A INB foi criada em 1988 para cumprir o Acordo Nuclear celebrado entre Brasil e Alemanha. O seu objetivo é desenvolver tecnologia e impulsionar a produção da energia nuclear, desde a mineração até a entrega do elemento combustível. Uma das normas que trata sobre a estatal é o Decreto no 96.622, de 31 de agosto de 1988, que aborda em poucas linhas a constituição de subsidiárias pela INB.

A fiscalização da INB ocorrerá especificamente em seus depósitos que se localizam em Poços de Caldas/MG, no município paulista de Itu e na capital de São Paulo. No pedido enviado ao TCU, os parlamentares justificaram a necessidade de fiscalização devido à constatação de não cumprimento de normas rígidas de segurança no depósito de resíduo radioativo.

Embora a INB tenha informado aos parlamentares que a forma de armazenamento era segura, os parlamentares constataram que havia precariedade no armazenamento e que o local em que se encontravam os produtos nucleares estava incompatível “com o nível de segurança que se exige de instalações que armazenem material radioativo, em especial quando se observa que o resíduo está próximo a vários condomínios residenciais e a apenas quinhentos metros do manancial de água que abastece a cidade”.1

A ministra Ana Arraes entendeu que a solicitação da câmara era para duas situações distintas, quais sejam, “avaliação das despesas realizadas com os três depósitos de rejeitos” e “avaliação da aderência dos procedimentos de armazenamento às normas nacionais e internacionais”.

Assim, compreendeu que as informações para avaliar a regularidade dos gastos com a adequação dos depósitos não poderia ser verificada somente por meio do processo de prestação de contas da INB. É preciso, para a segunda alternativa ser cumprida, realizar “visita aos locais dos depósitos a fim de verificar as reais condições de armazenamento e segurança e, em seguida, confrontá-las com as correspondentes normas aplicáveis”.

A preocupação dos parlamentares e dos ministros do TCU é extremamente relevante e poderá impedir que o Estado tenha que pagar indenizações para as pessoas que tiverem contato com o material nuclear por falta de zelo da INB. Veja que a Constituição Federal estabelece que o Estado deve responder integralmente e objetivamente quando houver dano à pessoa por causa de resíduo nuclear.

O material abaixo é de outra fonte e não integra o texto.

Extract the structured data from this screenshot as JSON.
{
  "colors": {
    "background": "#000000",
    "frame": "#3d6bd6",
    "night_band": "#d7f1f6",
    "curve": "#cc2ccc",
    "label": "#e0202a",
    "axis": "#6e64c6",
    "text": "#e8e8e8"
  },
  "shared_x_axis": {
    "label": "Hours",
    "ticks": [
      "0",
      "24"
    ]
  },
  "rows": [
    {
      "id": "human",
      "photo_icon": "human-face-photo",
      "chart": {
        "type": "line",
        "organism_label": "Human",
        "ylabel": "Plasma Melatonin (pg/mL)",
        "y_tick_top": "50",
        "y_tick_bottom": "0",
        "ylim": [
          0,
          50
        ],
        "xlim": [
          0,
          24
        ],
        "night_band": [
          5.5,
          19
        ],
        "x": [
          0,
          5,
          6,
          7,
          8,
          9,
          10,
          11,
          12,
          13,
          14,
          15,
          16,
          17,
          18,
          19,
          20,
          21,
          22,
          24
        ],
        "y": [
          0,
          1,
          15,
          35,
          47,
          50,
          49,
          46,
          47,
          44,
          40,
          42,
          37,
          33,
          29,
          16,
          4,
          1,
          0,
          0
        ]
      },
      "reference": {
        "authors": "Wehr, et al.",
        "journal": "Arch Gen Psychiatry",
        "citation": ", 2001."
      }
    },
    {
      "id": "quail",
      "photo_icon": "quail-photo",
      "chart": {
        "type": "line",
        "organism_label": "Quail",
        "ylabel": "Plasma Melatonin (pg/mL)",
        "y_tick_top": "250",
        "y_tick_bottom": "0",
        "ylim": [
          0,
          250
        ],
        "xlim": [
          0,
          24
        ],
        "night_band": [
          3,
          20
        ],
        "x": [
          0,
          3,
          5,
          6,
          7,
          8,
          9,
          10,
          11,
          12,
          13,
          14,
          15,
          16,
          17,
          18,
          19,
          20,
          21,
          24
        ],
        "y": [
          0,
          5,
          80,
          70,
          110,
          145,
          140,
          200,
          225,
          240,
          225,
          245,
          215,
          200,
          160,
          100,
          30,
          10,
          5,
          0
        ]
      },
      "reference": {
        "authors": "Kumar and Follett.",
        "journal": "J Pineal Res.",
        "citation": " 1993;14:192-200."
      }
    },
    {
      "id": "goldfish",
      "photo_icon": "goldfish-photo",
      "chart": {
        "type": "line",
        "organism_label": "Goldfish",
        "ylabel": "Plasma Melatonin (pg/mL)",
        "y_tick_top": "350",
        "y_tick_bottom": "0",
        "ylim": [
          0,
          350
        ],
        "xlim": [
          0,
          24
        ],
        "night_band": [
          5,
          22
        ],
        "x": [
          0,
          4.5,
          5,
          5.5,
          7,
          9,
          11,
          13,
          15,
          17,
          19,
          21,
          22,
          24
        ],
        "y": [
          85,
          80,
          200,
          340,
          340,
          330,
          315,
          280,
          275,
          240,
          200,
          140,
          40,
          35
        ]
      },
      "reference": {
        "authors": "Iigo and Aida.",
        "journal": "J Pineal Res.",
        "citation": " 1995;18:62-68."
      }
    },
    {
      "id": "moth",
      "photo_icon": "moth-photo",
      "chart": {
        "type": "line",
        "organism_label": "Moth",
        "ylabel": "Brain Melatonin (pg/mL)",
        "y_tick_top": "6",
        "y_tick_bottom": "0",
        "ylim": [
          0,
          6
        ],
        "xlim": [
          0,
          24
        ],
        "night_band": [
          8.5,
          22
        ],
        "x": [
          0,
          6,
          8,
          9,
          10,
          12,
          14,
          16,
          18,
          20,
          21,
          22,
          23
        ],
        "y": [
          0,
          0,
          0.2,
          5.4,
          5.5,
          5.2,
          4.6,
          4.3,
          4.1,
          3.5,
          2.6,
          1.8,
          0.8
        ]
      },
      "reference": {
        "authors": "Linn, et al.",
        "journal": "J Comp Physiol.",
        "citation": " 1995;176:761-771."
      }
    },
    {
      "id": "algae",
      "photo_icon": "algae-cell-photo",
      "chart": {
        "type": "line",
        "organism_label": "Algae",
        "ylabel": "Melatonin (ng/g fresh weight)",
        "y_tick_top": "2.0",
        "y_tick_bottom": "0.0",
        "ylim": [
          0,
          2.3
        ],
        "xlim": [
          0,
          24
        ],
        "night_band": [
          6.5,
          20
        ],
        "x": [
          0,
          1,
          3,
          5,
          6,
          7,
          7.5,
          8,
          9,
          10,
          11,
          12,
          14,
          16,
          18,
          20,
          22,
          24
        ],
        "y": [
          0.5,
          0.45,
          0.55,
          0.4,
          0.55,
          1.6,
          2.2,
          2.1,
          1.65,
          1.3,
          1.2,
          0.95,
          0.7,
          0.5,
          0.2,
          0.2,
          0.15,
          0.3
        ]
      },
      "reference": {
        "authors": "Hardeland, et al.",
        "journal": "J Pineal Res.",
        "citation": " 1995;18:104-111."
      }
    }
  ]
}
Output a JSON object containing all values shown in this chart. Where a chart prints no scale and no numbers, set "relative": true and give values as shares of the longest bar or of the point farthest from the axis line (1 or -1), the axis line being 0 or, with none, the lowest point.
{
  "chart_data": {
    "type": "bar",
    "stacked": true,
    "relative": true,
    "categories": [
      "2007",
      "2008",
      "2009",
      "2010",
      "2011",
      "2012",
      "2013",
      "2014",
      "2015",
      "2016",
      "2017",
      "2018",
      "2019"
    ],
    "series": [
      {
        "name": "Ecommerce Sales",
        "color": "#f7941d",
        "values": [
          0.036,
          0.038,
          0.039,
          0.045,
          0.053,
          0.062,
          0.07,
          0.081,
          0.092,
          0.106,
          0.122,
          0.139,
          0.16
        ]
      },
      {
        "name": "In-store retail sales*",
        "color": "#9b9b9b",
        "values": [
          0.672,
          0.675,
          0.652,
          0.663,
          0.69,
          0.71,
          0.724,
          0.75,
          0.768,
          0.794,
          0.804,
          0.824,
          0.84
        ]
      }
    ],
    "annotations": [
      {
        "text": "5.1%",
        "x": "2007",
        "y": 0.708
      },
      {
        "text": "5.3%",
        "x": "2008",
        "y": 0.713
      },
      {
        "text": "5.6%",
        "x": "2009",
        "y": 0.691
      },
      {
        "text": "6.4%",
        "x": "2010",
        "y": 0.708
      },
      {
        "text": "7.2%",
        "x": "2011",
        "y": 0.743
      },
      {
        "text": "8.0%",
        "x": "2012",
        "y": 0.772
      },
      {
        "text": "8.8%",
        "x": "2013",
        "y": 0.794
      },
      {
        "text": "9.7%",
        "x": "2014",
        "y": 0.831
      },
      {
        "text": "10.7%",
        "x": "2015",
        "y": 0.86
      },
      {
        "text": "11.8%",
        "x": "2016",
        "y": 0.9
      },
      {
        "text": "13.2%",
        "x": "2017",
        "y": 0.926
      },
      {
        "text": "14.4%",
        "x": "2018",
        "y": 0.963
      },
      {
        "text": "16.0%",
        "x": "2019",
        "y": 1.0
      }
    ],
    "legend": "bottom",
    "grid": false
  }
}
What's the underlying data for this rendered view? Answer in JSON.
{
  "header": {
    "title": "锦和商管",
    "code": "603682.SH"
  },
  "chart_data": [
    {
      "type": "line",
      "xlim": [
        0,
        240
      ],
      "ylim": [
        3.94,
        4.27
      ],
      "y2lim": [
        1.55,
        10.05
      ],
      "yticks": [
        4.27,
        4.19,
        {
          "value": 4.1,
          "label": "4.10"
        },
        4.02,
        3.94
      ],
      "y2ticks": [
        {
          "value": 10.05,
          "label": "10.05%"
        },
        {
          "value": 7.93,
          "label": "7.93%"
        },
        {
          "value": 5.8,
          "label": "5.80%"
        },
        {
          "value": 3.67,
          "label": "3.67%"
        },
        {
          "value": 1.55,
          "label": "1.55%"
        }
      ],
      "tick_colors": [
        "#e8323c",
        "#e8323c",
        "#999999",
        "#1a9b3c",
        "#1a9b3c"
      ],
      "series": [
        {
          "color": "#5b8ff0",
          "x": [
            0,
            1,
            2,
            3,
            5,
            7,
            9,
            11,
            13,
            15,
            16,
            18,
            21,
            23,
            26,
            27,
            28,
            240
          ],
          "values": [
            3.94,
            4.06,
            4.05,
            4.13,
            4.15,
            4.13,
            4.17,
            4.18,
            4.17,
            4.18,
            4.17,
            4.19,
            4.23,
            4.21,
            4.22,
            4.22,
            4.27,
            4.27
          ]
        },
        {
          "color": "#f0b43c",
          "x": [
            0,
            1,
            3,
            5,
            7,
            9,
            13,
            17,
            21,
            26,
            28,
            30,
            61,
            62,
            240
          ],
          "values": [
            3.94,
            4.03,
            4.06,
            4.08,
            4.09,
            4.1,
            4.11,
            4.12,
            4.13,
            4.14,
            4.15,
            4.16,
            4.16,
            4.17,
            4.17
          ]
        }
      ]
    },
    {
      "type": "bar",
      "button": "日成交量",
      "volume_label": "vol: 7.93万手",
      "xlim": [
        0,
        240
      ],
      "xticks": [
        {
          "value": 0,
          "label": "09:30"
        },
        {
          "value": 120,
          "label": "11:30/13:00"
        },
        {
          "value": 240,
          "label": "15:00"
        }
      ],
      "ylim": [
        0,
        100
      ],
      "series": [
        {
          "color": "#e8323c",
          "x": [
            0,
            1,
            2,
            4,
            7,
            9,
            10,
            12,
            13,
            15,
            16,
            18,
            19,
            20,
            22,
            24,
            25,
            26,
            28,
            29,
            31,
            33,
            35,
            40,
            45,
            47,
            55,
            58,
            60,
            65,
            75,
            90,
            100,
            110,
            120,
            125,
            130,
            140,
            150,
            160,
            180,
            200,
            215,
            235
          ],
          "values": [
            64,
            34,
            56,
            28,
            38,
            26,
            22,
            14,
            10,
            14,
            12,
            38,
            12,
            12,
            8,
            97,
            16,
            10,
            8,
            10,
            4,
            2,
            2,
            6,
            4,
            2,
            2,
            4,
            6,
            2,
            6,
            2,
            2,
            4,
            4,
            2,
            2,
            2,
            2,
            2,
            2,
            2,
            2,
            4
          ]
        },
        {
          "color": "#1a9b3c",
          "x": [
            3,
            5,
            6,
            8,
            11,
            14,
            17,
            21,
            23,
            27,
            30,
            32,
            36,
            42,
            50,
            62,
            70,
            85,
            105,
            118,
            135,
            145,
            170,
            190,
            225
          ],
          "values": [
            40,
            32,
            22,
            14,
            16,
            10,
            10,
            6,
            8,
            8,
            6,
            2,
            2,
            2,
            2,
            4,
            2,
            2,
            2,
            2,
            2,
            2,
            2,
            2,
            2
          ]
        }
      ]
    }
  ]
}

Repisa-se também que o Brasil já passou por um traumático acidente nuclear ocorrido em Goiânia, capital do estado de Goiás, quando, em 1987, um grupo de catadores entrou em uma clínica abandonada, encontrou um aparelho de radioterapia e decidiu desmontá-lo para revender suas peças. Após esse acidente, várias pessoas morreram, e outras até hoje convivem com sequelas. Além disso, o Estado foi condenado a indenizar essas pessoas, com fulcro na responsabilidade objetiva.

Assim, é louvável o cuidado dos parlamentares, e espera-se que a atuação do órgão de controle e da Câmara dos Deputados impeça que a água e as pessoas tenham contato com material nuclear.

1 TCU. Processo nº 011.892/2017-0. Acórdão nº996/2017 – Plenário. Relatora: ministra Ana Arraes.